Street sense

VACANCY created and performed by the company, directed by Charles Roy. Presented by the Creative Ensemble in association with.


VACANCY created and performed by the company, directed by Charles Roy. Presented by the Creative Ensemble in association with Peter McKinnon at 372 Dufferin (south of Queen). Runs to May 21, Wednesday-Friday 8 pm, Saturday 8 and 11 pm. $20, stu/srs/sex trade workers $10. 416-505-4619. Rating: NNN Rating: NNN

Vacancy’s performers take you for a walk on the wild side of an impoverished area of 80s Vancouver.

The 18 writer/actors who make up the Creative Ensemble, recent York grads, remount this piece about a neighbourhood from which dozens of women disappeared over a period of years.

If it sounds familiar, the situation also inspired Marie Clements’s The Unnatural And Accidental Women, which Native Earth and Buddies staged last November.

In Vacancy, though, the split focus is on the men and women who live in the area, those who police it and those who want to clean it up.

It’s a sometimes harrowing, intentionally multi-faceted production, designed by Laura Gardner and lit by Jason Hand . The audience, standing for the 90-minute show, is guided through multiple playing areas in a dingy, pillar-filled warehouse space.

Prostitutes, addicts, johns, academics and city planners present us with different viewpoints about the neighbourhood called Low Track by its residents.
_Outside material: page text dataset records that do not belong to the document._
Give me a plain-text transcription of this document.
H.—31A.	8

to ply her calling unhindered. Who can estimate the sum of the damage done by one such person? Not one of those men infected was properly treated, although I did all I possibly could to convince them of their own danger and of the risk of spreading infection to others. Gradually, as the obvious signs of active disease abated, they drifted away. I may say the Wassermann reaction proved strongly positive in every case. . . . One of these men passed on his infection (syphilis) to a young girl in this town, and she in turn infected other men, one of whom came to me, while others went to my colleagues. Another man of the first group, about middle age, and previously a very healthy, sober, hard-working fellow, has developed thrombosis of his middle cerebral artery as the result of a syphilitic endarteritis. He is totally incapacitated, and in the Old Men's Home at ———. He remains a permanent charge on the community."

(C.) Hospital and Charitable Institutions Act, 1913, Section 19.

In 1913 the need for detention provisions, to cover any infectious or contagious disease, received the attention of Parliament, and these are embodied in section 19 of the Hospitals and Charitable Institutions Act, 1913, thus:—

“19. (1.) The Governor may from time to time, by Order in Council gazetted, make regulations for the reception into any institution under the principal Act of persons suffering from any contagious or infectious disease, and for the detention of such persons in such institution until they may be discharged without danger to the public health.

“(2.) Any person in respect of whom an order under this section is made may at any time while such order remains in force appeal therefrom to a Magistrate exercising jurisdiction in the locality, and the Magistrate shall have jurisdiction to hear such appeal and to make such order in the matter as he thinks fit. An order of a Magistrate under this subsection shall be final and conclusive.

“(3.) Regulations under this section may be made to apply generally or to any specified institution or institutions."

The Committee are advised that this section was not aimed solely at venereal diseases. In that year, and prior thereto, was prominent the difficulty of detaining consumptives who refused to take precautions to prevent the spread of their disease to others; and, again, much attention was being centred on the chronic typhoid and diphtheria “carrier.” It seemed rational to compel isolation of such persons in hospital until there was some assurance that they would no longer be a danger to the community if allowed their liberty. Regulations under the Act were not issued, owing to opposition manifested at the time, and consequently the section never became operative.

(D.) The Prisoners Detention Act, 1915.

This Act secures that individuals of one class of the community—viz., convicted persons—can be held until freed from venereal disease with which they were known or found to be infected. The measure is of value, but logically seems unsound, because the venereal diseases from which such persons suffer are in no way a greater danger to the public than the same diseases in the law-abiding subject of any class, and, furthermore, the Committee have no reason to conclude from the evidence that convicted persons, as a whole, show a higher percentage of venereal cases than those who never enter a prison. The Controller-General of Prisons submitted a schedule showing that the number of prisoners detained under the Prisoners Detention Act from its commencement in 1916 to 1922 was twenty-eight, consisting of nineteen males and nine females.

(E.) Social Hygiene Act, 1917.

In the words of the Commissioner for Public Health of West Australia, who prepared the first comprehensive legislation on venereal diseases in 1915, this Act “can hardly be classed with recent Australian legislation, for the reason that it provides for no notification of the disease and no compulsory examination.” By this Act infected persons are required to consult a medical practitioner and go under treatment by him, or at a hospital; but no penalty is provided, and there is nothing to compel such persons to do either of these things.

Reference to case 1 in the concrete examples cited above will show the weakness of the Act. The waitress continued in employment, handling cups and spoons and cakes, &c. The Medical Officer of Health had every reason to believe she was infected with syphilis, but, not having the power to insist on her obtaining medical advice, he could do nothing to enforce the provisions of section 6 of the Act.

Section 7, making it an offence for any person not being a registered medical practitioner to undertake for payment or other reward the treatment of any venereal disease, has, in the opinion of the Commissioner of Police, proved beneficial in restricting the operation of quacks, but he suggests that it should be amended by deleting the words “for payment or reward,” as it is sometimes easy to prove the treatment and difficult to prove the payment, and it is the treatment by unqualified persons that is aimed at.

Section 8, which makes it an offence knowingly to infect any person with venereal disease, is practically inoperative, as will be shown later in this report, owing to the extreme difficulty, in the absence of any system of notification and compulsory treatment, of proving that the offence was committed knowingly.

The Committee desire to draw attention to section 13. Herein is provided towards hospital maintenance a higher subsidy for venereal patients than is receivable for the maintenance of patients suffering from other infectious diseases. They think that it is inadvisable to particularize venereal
Don’t be surprised if you’re pulled into the action at some point.

The environment is marvellous, and director Charles Roy makes good use of it, but the script is sometimes overwritten, awkward rather than engaging, especially in its more lyrical, imagistic flights. Some narratives and characters are better developed than others, but that’s not surprising given the number of stories.

Several performances stand out, including those of Sarah Dineen as a developmentally challenged woman, Julia Ainsworth as a sharp-tongued sex worker, Tom Kerr as a sensitive, poetry-reciting policeman who uses a pack of gum to help in his work and Cassandra Togneri as a young hooker he protects.

The most haunting is Sadie St. Denis , caught in a plastic-and-graffiti limbo, a ghostly victim of the area’s faceless, murderous monster. There’s a directness and simplicity in her work that lingers long after the audience leaves the warehouse.